The 1997 film Titanic is an excellent film. I am glad that you lot challenged me to go and see it. My previous inclination was to avoid doing so. It’s basically a love story set on a ship due to sink and adds nothing new to the disaster story but the special effects are terrific! The created ‘stage’ and ‘full sized reproduction’ (at vast expense – five or six times what it cost to build the original ship in today’s money) gave a ‘Tonight You Are There’ feeling to the production, and even the love story does not slow the pace down. What it also does is give the audience a feeling of what the size and interiors of a major are really like. As an old shipyard man I was quite at home.

Those of you who have not yet seen the film go and do so soonest. You have quite an experience in front of you. See and enjoy. It is quite likely you won’t see another pic on this disaster until about 2040 AD as there seems to be between forty and forty-five years in each part of the cycle from the disaster (1912) to Night to Remember (1968) and now Titanic 1998.

Looking now at both films taken together I have to say that my personal convictions (prejudices perhaps?) are basically intact, but I have some reservations still. The engine room shown in both films appeared to have more headroom and less restricted space that those that I remember in Harland and Wolff in the 1950s. Were these shot in film sets? I think so, at present what I feel safe of is that the Boiler Room (Oil fired) of those smaller ships of the 1950s were more compact, with less head room that the storeholds (Coal fired) of the ‘Four Stackers’ of the period 1900-30: the Olympic, Britannic, Aquatainia, Mauritania, etc.

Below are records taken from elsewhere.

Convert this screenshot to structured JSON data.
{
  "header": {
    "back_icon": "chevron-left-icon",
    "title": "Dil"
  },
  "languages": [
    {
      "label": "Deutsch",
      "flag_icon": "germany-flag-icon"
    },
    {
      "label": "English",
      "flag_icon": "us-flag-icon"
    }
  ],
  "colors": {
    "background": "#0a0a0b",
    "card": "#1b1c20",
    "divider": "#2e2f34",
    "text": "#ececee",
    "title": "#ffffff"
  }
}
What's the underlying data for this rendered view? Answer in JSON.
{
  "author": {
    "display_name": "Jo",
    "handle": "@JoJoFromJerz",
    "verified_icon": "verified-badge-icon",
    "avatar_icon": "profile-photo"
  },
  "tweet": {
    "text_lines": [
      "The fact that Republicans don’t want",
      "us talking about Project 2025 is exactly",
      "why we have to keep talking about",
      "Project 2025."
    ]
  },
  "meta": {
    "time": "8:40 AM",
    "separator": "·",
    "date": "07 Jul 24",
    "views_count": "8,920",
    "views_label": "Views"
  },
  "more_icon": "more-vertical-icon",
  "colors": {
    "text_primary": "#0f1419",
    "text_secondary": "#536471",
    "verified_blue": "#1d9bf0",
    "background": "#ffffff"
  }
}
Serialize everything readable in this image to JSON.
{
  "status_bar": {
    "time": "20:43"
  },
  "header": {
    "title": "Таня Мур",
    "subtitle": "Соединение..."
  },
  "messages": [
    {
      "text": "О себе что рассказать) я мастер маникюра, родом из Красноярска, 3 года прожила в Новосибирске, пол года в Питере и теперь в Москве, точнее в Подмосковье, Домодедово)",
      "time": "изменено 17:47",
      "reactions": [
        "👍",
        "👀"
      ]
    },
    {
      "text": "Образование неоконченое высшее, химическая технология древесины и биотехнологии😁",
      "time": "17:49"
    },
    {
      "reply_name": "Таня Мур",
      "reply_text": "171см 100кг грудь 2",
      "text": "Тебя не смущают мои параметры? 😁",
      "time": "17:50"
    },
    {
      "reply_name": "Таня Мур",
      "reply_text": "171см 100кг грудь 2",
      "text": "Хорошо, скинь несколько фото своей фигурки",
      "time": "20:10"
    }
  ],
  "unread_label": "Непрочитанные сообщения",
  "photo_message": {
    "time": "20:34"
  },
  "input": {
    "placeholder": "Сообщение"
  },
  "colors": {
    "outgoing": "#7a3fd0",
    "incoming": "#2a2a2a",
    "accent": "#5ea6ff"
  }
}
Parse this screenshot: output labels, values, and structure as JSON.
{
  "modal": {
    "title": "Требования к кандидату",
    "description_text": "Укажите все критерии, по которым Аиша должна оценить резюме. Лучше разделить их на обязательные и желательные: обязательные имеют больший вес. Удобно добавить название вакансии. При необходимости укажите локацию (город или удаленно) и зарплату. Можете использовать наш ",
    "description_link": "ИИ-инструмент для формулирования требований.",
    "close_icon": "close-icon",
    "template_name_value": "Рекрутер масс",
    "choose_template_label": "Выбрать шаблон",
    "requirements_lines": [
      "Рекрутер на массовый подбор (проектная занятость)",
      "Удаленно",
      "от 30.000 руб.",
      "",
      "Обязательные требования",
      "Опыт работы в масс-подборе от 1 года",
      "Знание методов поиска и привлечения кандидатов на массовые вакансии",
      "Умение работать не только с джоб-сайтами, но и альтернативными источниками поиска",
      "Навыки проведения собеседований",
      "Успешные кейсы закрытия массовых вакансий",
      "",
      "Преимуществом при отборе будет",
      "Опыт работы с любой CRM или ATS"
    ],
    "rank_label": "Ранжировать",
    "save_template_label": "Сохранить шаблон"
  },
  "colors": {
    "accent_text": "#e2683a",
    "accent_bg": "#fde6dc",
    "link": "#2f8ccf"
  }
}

I still have to believe that (in each case) the filmmakers went over the top in showing the ship sinking. What I know to be true is that every artist’s illustration of the last period of the ship’s life showed an impossible situation. Despite what is shown in the current film, I still contend that the after half of the vessel is depicted far too high out of the water prior to the breaking of her back. I accept that the last sequence in the new film showing the stern position standing vertically above the surface, after the second keel fracture. I have other quibbles but those are minor.

To close now, both films touch upon the social strata of the period, and the Dream Factory tears these to hell! It was never possible for steerage passengers to do what the hero does in dashing about the Titanic. No passenger on a steamship has ever been allowed forward of the breakwater in the forecastle, and in 1912, would have been brutally repulsed from even Second Class, never mind reaching First Class: ‘Gods Country’. Similarly the heroine would not have been able to reach the stern and ensign Flagstaff to attempt suicide. The ‘dream factory’ ignores facts.

What both films show, but leave the viewer to realise, is that as we nowadays know, the glitterati – and some of the vessels crew – did little to be proud of that night. To be blunt about it – murder was done on the Titanic. There were 708 steerage class passengers, for most of the last one and half-hours the Titanic was afloat they were in a cage in behind locked gates. In the end one steward disobeyed his orders and opened one gate. Just over 200 third class passengers survived. There were 332 first class passengers, and 276 second class passengers a total of 1316. Only one lifeboat of those afloat came back to search for survivors.

We had to wait until Nuremberg in 1945 to see such action classed as a crime; I hope that now the Titanic will be left to Rest in Peace.